Impeachment in a Broader Context

It is truly scary to see Mafioso Don rant and rave these days, as impeachment becomes a near-certainty. Conviction not so much, but impeachment almost a lock. When the guy is openly calling for not just Ukraine but China to help him try to find dirt on Biden, the Democrats have no choice but to slap him down.

Hardly anyone thinks the Senate will convict him, for good reasons, but it’s not impossible. When the Democrats began impeachment hearings against Nixon in 1973, he was coming off an election where he had won 49 of 50 states, and he had an approval rating in the high 60’s percent. But after the exposures via Congressional hearings of Tricky Dick’s underhandedness, lying and, especially, destruction of evidence, his approval rating plunged to 25%, and he was done, resigning in disgrace.

This crop of Republicans are more hardline, and they’re backed up by Fox News and other media that they didn’t have back then, but on the other hand how many of them truly want to be saddled with an impeached Trump hanging around their neck come elections next November? And it is not insignificant that there are internal divisions at Fox News, with at least two of their commentators, Shepard Smith and Neil Cavuto, publicly refusing to go along with the party line of lip-locking on Trump’s ring.

Looking at the bigger picture, what happens with the economy could end up being decisive as far as conviction. The fact that unexpected weakness in the manufacturing sector has been revealed at the same time as the recent Ukrainegate revelations is not good news for Republicans. Absent an economy that is doing relatively well, though clearly majorly and structurally unequal and discriminatory, Trump and his minions are in very deep political doo-doo. No President has ever gone through an entire four year term with approval ratings under 50%, but that sure looks like what’ll happen for this one.

What about the neo-fascist, racist, sexist, anti-Semetic ultra-rightists who are the hard core of Trump’s support, especially in overwhelmingly white rural areas and suburbs? Will Trump’s “watch out for civil war” rhetoric move them to more aggressive and violent action?

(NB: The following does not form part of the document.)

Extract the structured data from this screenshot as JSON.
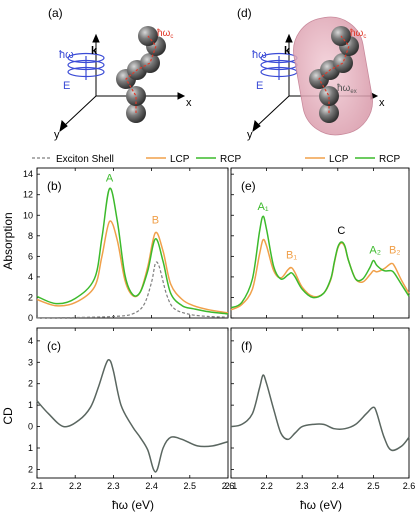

I sure hope not. I think it’s likely that some of them are having doubts about this guy and his disorganization and relative ineffectiveness, which would lessen their willingness to risk injury or jail time for him. But even if that’s the case, it’s hard to believe that as Trump escalates his rhetoric as things close in on him it won’t lead some, hopefully a very small number, to physically attack those they see as the enemy, particularly people of color. The killing of 22 people in El Paso two months ago will sadly not be the last time this kind of heinous crime happens.

What about the question of how many articles of impeachment, beyond the immediate exposures coming from Ukrainegate, the Democrats should put together?

As much as I believe there are a very wide swath of outrages and criminal activities that should be included—like his vile, racist, family-separating southern border policies—I think the slim chance of conviction will be strengthened if the articles are mainly Ukrainegate related.

I do support progressive Democrats proposing others, even if it’s unlikely that they’ll get passed, for the very good reason of drawing attention to how over-the-top the Trumpists Republicans really are. And maybe some of those proposed articles will pass.

Finally, I’d urge those organizations which support impeachment and have a history of organizing street actions and demonstrations against Trumpist policies to join together for massive street actions this fall. We need street heat for impeachment now!